Of course, he hadn't done it, not intentionally at least. Across town as this chaos erupted, Cameron was incredibly calm, taking a blanket out onto the grass and lying down. Later on, she would take down the target from her wall.

She had got him.

Meanwhile, back at the now empty apartment, Sara and Joe fought over what had happened. It was clear that Sara thought Joe had sabotaged WestNet. Even worse, she assumed he had sabotaged it for Cameron. She was done with Joe, and had this to say:

A woman stands in an empty apartment facing a much taller man as they begin to have a verbal fight.
The sad end of an all-timer for height mismatched couples -- Halt and Catch Fire / AMC Studios
All this time I thought that you were a victim of your genius, some sidetracked prophet...and that I was your second chance. But you're not, are you Joe? You're an accident. You're something that happens to people who deserve better.

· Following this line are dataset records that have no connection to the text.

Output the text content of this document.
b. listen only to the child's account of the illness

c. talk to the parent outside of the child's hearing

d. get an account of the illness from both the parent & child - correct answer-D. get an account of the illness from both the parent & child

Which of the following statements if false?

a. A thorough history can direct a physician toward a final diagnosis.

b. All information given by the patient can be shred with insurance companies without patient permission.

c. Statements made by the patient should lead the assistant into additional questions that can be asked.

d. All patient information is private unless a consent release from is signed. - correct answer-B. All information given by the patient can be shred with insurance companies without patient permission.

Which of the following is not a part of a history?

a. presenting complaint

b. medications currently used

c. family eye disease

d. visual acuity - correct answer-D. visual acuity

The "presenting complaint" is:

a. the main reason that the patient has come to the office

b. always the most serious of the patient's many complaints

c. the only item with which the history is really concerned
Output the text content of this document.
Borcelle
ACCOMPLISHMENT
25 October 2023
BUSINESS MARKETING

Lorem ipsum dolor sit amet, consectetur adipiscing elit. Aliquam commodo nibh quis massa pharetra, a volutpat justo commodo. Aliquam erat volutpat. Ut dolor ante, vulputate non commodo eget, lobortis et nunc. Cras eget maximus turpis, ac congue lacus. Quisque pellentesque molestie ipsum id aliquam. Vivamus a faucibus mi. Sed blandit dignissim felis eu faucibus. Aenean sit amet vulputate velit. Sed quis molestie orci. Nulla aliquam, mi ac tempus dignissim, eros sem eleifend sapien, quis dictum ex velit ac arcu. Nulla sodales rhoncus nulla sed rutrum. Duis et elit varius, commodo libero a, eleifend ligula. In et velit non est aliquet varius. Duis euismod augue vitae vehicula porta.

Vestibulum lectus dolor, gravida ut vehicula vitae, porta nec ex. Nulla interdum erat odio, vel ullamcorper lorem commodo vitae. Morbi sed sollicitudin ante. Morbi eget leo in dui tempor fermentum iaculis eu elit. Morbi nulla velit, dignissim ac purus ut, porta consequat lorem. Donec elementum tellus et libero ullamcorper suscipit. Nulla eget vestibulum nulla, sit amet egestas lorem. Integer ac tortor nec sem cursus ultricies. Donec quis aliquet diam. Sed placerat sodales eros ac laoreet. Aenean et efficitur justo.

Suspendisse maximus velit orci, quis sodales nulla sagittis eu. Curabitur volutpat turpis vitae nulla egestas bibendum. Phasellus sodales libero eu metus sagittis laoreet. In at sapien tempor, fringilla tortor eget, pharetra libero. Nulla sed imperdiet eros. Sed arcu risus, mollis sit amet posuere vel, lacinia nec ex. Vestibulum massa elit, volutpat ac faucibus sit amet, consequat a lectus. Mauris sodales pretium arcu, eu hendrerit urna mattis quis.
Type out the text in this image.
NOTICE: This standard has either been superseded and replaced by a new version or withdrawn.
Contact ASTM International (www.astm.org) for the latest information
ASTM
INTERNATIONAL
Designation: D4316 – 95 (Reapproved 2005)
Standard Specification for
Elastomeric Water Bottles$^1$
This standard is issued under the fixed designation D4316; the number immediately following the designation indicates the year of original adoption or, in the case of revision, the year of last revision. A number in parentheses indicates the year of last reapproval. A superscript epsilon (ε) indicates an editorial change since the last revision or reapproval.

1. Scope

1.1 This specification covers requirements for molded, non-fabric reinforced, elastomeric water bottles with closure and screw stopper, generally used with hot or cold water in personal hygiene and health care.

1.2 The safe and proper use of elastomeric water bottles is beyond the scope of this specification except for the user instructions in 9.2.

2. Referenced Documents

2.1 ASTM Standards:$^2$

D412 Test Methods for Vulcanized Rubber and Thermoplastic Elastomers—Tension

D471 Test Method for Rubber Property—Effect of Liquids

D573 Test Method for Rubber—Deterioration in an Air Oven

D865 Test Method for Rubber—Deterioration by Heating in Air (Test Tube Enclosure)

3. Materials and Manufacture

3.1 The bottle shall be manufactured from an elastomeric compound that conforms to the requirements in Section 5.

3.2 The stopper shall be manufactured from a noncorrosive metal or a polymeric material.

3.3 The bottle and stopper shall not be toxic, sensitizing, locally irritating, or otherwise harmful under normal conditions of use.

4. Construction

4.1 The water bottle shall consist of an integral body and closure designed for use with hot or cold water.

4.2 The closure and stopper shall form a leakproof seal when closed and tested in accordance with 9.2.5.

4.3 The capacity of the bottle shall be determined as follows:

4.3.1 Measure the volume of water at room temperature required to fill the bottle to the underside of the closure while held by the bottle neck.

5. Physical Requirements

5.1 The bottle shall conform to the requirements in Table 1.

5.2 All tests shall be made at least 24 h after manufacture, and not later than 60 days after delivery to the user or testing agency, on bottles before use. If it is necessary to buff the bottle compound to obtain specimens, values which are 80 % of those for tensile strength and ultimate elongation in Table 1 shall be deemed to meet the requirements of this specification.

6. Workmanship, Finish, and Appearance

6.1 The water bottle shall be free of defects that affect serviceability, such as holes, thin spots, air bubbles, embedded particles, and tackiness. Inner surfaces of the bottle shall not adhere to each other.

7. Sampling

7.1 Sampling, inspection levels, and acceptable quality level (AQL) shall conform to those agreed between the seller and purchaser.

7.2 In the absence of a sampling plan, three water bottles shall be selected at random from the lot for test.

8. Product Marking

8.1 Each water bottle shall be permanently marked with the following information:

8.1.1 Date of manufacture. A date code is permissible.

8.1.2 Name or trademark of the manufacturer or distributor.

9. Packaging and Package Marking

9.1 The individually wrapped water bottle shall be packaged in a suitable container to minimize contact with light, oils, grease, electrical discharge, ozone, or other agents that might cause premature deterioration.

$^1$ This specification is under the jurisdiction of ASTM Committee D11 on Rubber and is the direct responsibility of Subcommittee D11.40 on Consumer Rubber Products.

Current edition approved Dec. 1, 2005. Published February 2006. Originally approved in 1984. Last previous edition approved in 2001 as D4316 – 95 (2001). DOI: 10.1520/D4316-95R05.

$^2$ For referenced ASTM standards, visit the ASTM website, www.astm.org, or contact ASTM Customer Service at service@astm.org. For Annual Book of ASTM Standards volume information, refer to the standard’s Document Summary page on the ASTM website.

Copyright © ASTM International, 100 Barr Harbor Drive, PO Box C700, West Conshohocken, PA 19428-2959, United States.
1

Joe replied that he was not an accident. That he deserved better, and he deserved her. To that Sarah harmlessly hit him repeatedly on his hard, well-maintained chest and then said:

I just wish that you knew what this felt like. That you could just see your face when you say her name. Say it, Joe. Say Cameron. [Joe is silent] God, you're lost.

Sara left Joe alone with his thoughts in the empty apartment.

"If you want to drive a submarine, you gotta join the Navy." - Donna Clark, "Heaven Is a Place"

The dark days of the WestNet crisis was behind Mutiny. Their funding issue was solved, and they had a new network with Telenet (with an "e"). They were working on Mutiny 2.0, which included avatars that could walk around to talk to each other. And they were even expanding to Houston. Yo-Yo (Cooper Andrews) was back, but Tom and Bos were still gone. Things had changed, but for once that seemed to be for the better.

A computer screen showing two avatars, one looking like a normal person and the other with a skull mask with fire for hair, standing in front of a  house.
Oh, that's the Mutiny House! -- Halt and Catch Fire / AMC Studios

And then they got the fax that Telenet was raising their rates. Cameron was angry at this, complaining about how as long as they didn't control their own network, they were always at the mercy of a Telenet, a Westgroup, or a Joe MacMillan. Donna agreed but accepted that was the game they had to play. But Cameron wanted to see if she could find another solution.

She found a potential one in an old mainframe sitting in Daly City, California. Sure, it cost virtually the entire operating budget of Mutiny and their projected revenue for the rest of the year. But it was also missing important components and ridiculously out of date. It was a bad deal even before shipping costs were factored in. Donna made it clear this wasn't the solution, and Cameron agreed. But she wasn't gonna give up yet.

"I am blown away. I've never met a legitimate psychopath before." - Timothy Bondham, "Heaven Is a Place"

Mutiny may have been doing well, but WestNet wasn't. After the shareholder meeting debacle, a lot of data had been lost, and the company had suffered a black eye. As much as the board blamed Joe for what happened, they didn't think criminal proceedings were a good call either. Instead, they demanded a scapegoat. Jacob Wheeler's tenure atop Westgroup was now over.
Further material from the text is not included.